Panic broke out, with many men on the 700 scrambling to climb up a manway to the 600 level even as men on the 600 tried to climb down. One of Ramsey’s fellow miners, John “Shorty” Thomas, urged him to climb up to the 600, telling him that there was no escape at the 700 level. But Ramsey refused. Apparently there was a brief argument about which way to go. Later Thomas, safe above ground, would report Bill Ramsey’s last words: “I’m a stayin’ fool.”

It wasn’t until 2:15 A.M. on June 9, when North Butte officials first realized how few men had escaped through adjoining mines, that the organized rescue effort began to take full shape. The officials gave immediate notice to the coroner and the hospitals. The coroner, Aeneas Lane, called the undertakers. Within twenty minutes, a small fleet of ambulances and “undertakers wagons” stood waiting inside the mine yard.

They would be busy throughout the long night.

Two lowly timekeepers, Grover McDonald and Thomas O’Keefe, emerged as key players in the early efforts to respond to the disaster. Their prime asset was a knowledge of the names and faces in the mines, and to them fell the task of keeping a tally of who was dead, alive, or missing. An urgent call went out, ultimately picked up by the newspapers, for North Butte miners to report in.

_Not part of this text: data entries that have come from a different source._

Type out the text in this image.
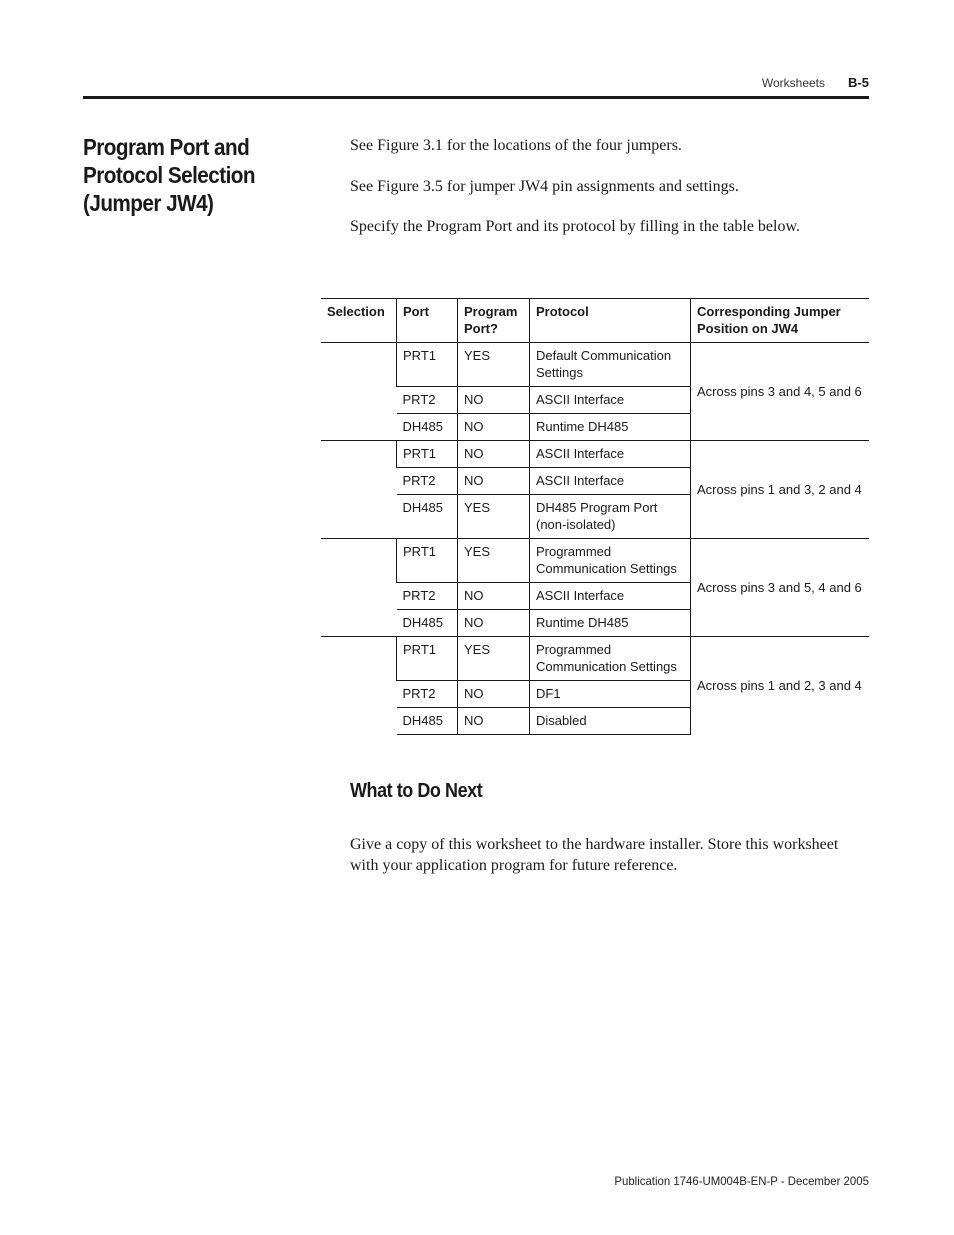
Worksheets B-5
Program Port and Protocol Selection (Jumper JW4)

See Figure 3.1 for the locations of the four jumpers.

See Figure 3.5 for jumper JW4 pin assignments and settings.

Specify the Program Port and its protocol by filling in the table below.

Selection	Port	Program Port?	Protocol	Corresponding Jumper Position on JW4
	PRT1	YES	Default Communication Settings	Across pins 3 and 4, 5 and 6
	PRT2	NO	ASCII Interface	
	DH485	NO	Runtime DH485	
	PRT1	NO	ASCII Interface	Across pins 1 and 3, 2 and 4
	PRT2	NO	ASCII Interface	
	DH485	YES	DH485 Program Port (non-isolated)	
	PRT1	YES	Programmed Communication Settings	Across pins 3 and 5, 4 and 6
	PRT2	NO	ASCII Interface	
	DH485	NO	Runtime DH485	
	PRT1	YES	Programmed Communication Settings	Across pins 1 and 2, 3 and 4
	PRT2	NO	DF1	
	DH485	NO	Disabled	
What to Do Next

Give a copy of this worksheet to the hardware installer. Store this worksheet with your application program for future reference.

Publication 1746-UM004B-EN-P - December 2005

Many men who had emerged safely from the fiery mines hurried home so that loved ones would know they were alive. The Anaconda Standard painted a telling portrait of a group of miners brought up through the Badger. They “took one look around the mine, glanced toward the Speculator and then started at a brisk walk for town.” Once on the street, a few threw their lunch buckets in the ditch. “I’m through with mining from this time on,” declared one man. “I will never go into the hole again.”

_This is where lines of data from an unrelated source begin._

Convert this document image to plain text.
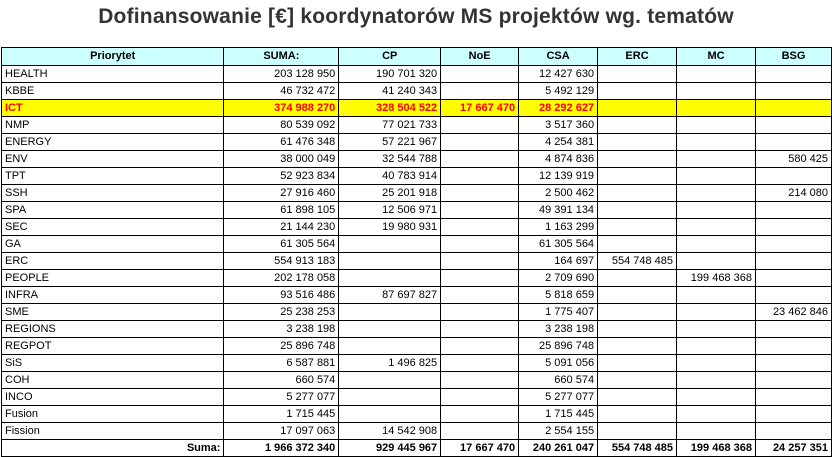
Dofinansowanie [€] koordynatorów MS projektów wg. tematów
Priorytet	SUMA:	CP	NoE	CSA	ERC	MC	BSG
HEALTH	203 128 950	190 701 320		12 427 630			
KBBE	46 732 472	41 240 343		5 492 129			
ICT	374 988 270	328 504 522	17 667 470	28 292 627			
NMP	80 539 092	77 021 733		3 517 360			
ENERGY	61 476 348	57 221 967		4 254 381			
ENV	38 000 049	32 544 788		4 874 836			580 425
TPT	52 923 834	40 783 914		12 139 919			
SSH	27 916 460	25 201 918		2 500 462			214 080
SPA	61 898 105	12 506 971		49 391 134			
SEC	21 144 230	19 980 931		1 163 299			
GA	61 305 564			61 305 564			
ERC	554 913 183			164 697	554 748 485		
PEOPLE	202 178 058			2 709 690		199 468 368	
INFRA	93 516 486	87 697 827		5 818 659			
SME	25 238 253			1 775 407			23 462 846
REGIONS	3 238 198			3 238 198			
REGPOT	25 896 748			25 896 748			
SiS	6 587 881	1 496 825		5 091 056			
COH	660 574			660 574			
INCO	5 277 077			5 277 077			
Fusion	1 715 445			1 715 445			
Fission	17 097 063	14 542 908		2 554 155			
Suma:	1 966 372 340	929 445 967	17 667 470	240 261 047	554 748 485	199 468 368	24 257 351
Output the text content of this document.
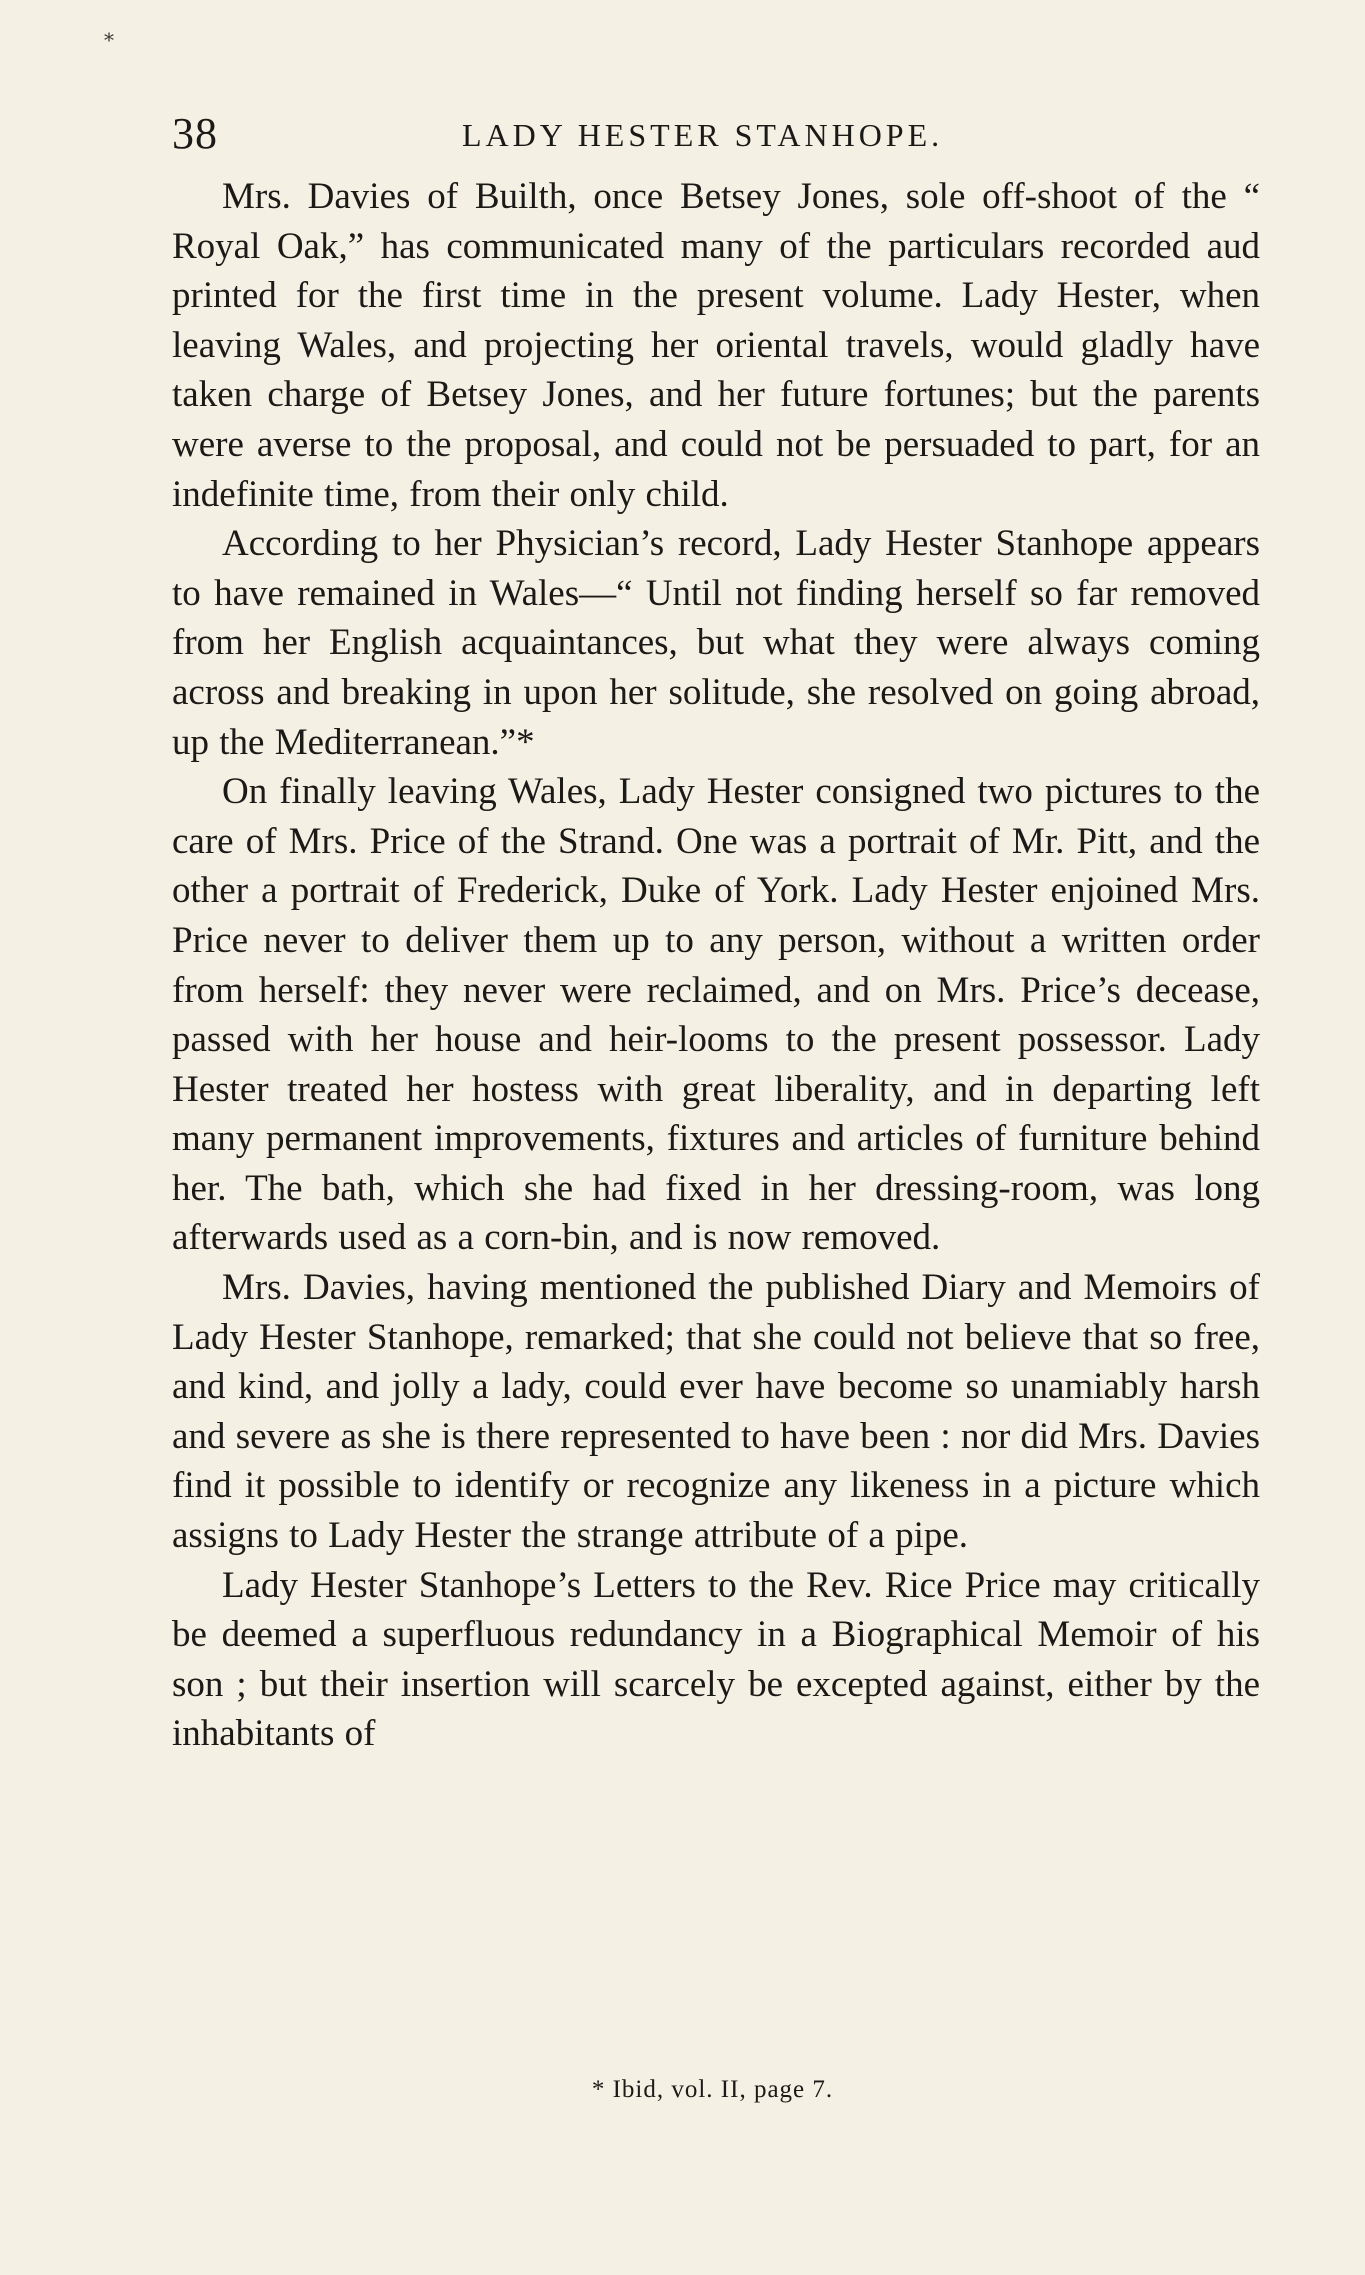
*
38	LADY HESTER STANHOPE.

Mrs. Davies of Builth, once Betsey Jones, sole off-shoot of the “ Royal Oak,” has communicated many of the particulars recorded aud printed for the first time in the present volume. Lady Hester, when leaving Wales, and projecting her oriental travels, would gladly have taken charge of Betsey Jones, and her future fortunes; but the parents were averse to the proposal, and could not be persuaded to part, for an indefinite time, from their only child.

According to her Physician’s record, Lady Hester Stanhope appears to have remained in Wales—“ Until not finding herself so far removed from her English acquaintances, but what they were always coming across and breaking in upon her solitude, she resolved on going abroad, up the Mediterranean.”*

On finally leaving Wales, Lady Hester consigned two pictures to the care of Mrs. Price of the Strand. One was a portrait of Mr. Pitt, and the other a portrait of Frederick, Duke of York. Lady Hester enjoined Mrs. Price never to deliver them up to any person, without a written order from herself: they never were reclaimed, and on Mrs. Price’s decease, passed with her house and heir-looms to the present possessor. Lady Hester treated her hostess with great liberality, and in departing left many permanent improvements, fixtures and articles of furniture behind her. The bath, which she had fixed in her dressing-room, was long afterwards used as a corn-bin, and is now removed.

Mrs. Davies, having mentioned the published Diary and Memoirs of Lady Hester Stanhope, remarked; that she could not believe that so free, and kind, and jolly a lady, could ever have become so unamiably harsh and severe as she is there represented to have been : nor did Mrs. Davies find it possible to identify or recognize any likeness in a picture which assigns to Lady Hester the strange attribute of a pipe.

Lady Hester Stanhope’s Letters to the Rev. Rice Price may critically be deemed a superfluous redundancy in a Biographical Memoir of his son ; but their insertion will scarcely be excepted against, either by the inhabitants of

* Ibid, vol. II, page 7.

The call for rescuers extended, of course, to all available helmet men. The federal government provided one source of trained men and equipment. Daniel Harrington, a Butte representative of the Bureau of Mines, sent telegraphs requesting the dispatch of two specially equipped mine rescue cars. Though much ballyhooed by Harrington, who would ultimately author the official Bureau of Mines report on the accident, the cars did not play a vital role in the rescue effort. The nearest of the two was located in Red Lodge, Montana—250 miles away. The second was in Colorado. By the time both cars reached Butte, the mission had shifted from the rescue of the living to the recovery of the dead.